La vie sur les ailes
Alors que le soleil se couchait par une chaude soirée de mai, dans le jardin, des chevaux au galop volaient autour du terrain de jeu sur le toit, de petites fléchettes noires volant à grande vitesse contre le ciel doré. Les chercheurs appellent ce comportement une « fête des cris » en raison des appels forts qu’ils émettent lorsqu’ils sont ensemble. Ils le font pour de nombreuses raisons, mais cette nuit, a déclaré Khan, ils ont démontré leurs compétences en les persuadant de quitter leur nid. “Ils aiment se montrer”, plaisante Khan.

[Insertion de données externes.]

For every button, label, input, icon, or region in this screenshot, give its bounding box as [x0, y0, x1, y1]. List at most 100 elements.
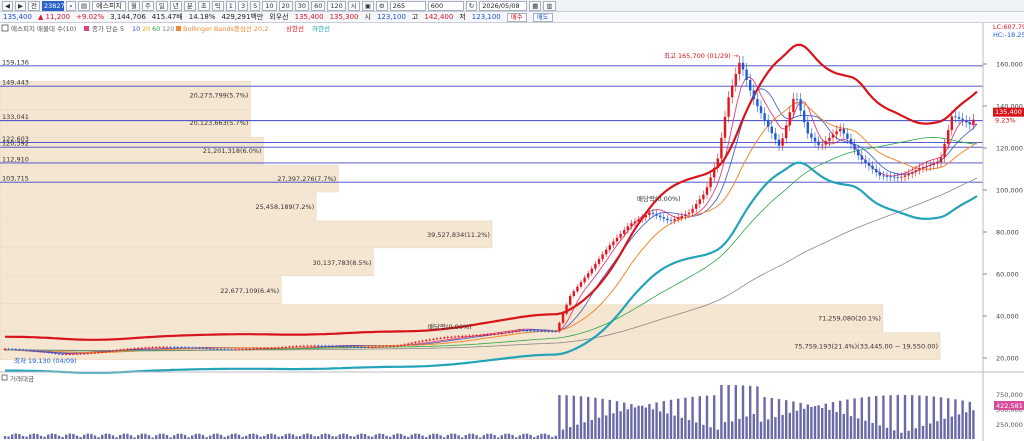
candle-body: [738, 62, 741, 75]
volume-bar: [641, 405, 644, 439]
candle-body: [594, 263, 597, 269]
grid-icon[interactable]: ▥: [543, 0, 556, 11]
volume-bar: [281, 436, 284, 439]
volume-bar: [864, 420, 867, 439]
period-second[interactable]: 초: [197, 0, 210, 11]
interval-120[interactable]: 120: [327, 0, 346, 11]
candle-body: [727, 97, 730, 117]
period-month[interactable]: 월: [127, 0, 140, 11]
volume-bar: [806, 404, 809, 439]
period-week[interactable]: 주: [141, 0, 154, 11]
candle-body: [943, 143, 946, 158]
high-label: 고: [411, 13, 419, 21]
lock-icon[interactable]: ▣: [361, 0, 374, 11]
volume-bar: [57, 435, 61, 439]
settings-icon[interactable]: ⚙: [375, 0, 388, 11]
volume-bar: [961, 400, 964, 439]
interval-10[interactable]: 10: [262, 0, 277, 11]
candle-body: [590, 268, 593, 274]
volume-bar: [893, 430, 896, 439]
volume-bar: [716, 429, 719, 439]
candle-body: [291, 346, 295, 348]
candle-body: [648, 212, 651, 216]
candle-body: [68, 354, 71, 355]
candle-body: [777, 139, 781, 146]
price-chart[interactable]: 20,273,799(5.7%)20,123,663(5.7%)21,201,3…: [0, 23, 1024, 441]
volume-tick-750: 750,000: [996, 391, 1023, 399]
date-input[interactable]: 2026/05/08: [479, 0, 528, 11]
interval-1[interactable]: 1: [225, 0, 236, 11]
buy-button[interactable]: 매수: [506, 12, 527, 22]
candle-body: [266, 347, 269, 349]
candle-body: [299, 345, 302, 347]
volume-bar: [302, 434, 305, 439]
period-minute[interactable]: 분: [183, 0, 196, 11]
volume-bar: [176, 433, 179, 439]
period-year[interactable]: 년: [169, 0, 182, 11]
candle-body: [219, 349, 223, 350]
volume-bar: [263, 435, 266, 439]
price-level-label: 149,443: [2, 79, 29, 87]
candle-body: [965, 120, 968, 123]
volume-bar: [425, 437, 428, 439]
candle-body: [241, 349, 244, 351]
candle-body: [846, 133, 849, 139]
sell-button[interactable]: 매도: [532, 12, 553, 22]
volume-bar: [623, 402, 626, 439]
time-button[interactable]: 시: [347, 0, 360, 11]
open-price: 135,400: [294, 13, 324, 21]
volume-bar: [875, 396, 878, 439]
calendar-picker-icon[interactable]: ▦: [529, 0, 542, 11]
volume-bar: [72, 433, 75, 439]
interval-3[interactable]: 3: [237, 0, 249, 11]
volume-bar: [252, 433, 255, 439]
volume-bar: [367, 435, 370, 439]
candle-body: [349, 346, 352, 348]
stock-code-input[interactable]: 238270: [41, 0, 69, 11]
refresh-icon[interactable]: ↻: [465, 0, 478, 11]
candle-body: [518, 330, 521, 332]
volume-bar: [68, 433, 71, 439]
volume-bar: [842, 413, 845, 439]
candle-body: [889, 176, 892, 178]
interval-5[interactable]: 5: [250, 0, 261, 11]
period-tick[interactable]: 틱: [211, 0, 224, 11]
interval-20[interactable]: 20: [278, 0, 293, 11]
candle-body: [302, 345, 305, 347]
price-level-label: 159,136: [2, 58, 29, 66]
prev-button[interactable]: ◀: [2, 0, 13, 11]
volume-bar: [14, 433, 17, 439]
volume-bar: [464, 435, 467, 439]
calendar-icon[interactable]: ▤: [77, 0, 91, 11]
volume-bar: [65, 434, 68, 439]
candle-body: [11, 348, 14, 350]
volume-bar: [954, 399, 957, 439]
search-icon[interactable]: ⌕: [65, 0, 76, 11]
candle-body: [425, 340, 428, 341]
count-input[interactable]: 265: [389, 0, 426, 11]
volume-bar: [738, 418, 741, 439]
candle-body: [918, 168, 921, 171]
volume-profile-label: 39,527,834(11.2%): [427, 231, 490, 239]
interval-30[interactable]: 30: [294, 0, 310, 11]
volume-bar: [36, 434, 39, 439]
candle-body: [201, 347, 205, 349]
candle-body: [486, 334, 489, 336]
candle-body: [273, 347, 277, 349]
candle-body: [662, 217, 665, 219]
next-button[interactable]: ▶: [15, 0, 26, 11]
candle-body: [75, 353, 79, 355]
interval-60[interactable]: 60: [311, 0, 326, 11]
candle-body: [745, 69, 748, 81]
period-day[interactable]: 일: [155, 0, 168, 11]
volume-bar: [180, 433, 183, 439]
volume-bar: [705, 395, 709, 439]
volume-bar: [410, 434, 413, 439]
volume-bar: [619, 411, 622, 439]
candle-body: [687, 212, 691, 215]
all-button[interactable]: 전: [28, 0, 40, 11]
volume-bar: [720, 385, 723, 439]
volume-bar: [140, 433, 143, 439]
candle-body: [482, 334, 485, 336]
volume-bar: [209, 435, 212, 439]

Une fois que les oisillons ont volé, ils ne se posent plus pendant les deux ou trois premières années. Ils mangent, dorment et lavent même leurs ailes, ralentissant leur vol pour attraper les gouttes de pluie. Ils construisent leurs nids à partir de matériaux fins tels que des plumes d’autres oiseaux et de la paille attrapée par le vent, qu’ils ramassent dans le ciel et flottent dans les airs.
Ils s’accouplent pour la vie, mais Hahn dit qu’ils migrent séparément – parcourant des milliers de kilomètres vers différents pays africains, pour ensuite se réunir sur des sites de nidification. Si les deux survivent à ce voyage, le couple se retrouvera année après année sur le même site de nidification. Ils débarquent uniquement pour élever leurs petits.
Pendant la guerre avec Israël, un grand nombre de couples ont fui le jardin après que l’Iran a tiré des roquettes sur Tel Aviv, a déclaré Khan. Mais il en reste plus de 30 paires. Depuis le toit du jardin, Khan regarde son quartier de Tel Aviv : « Ici, chaque endroit sera démoli, des gratte-ciel seront construits et bientôt il n’y aura plus de place pour que les enfants puissent nicher », a-t-il déclaré.
Les nichoirs que Han a aidé à installer leur permettent d’avoir encore de la place pour élever les générations futures à leur retour d’Afrique.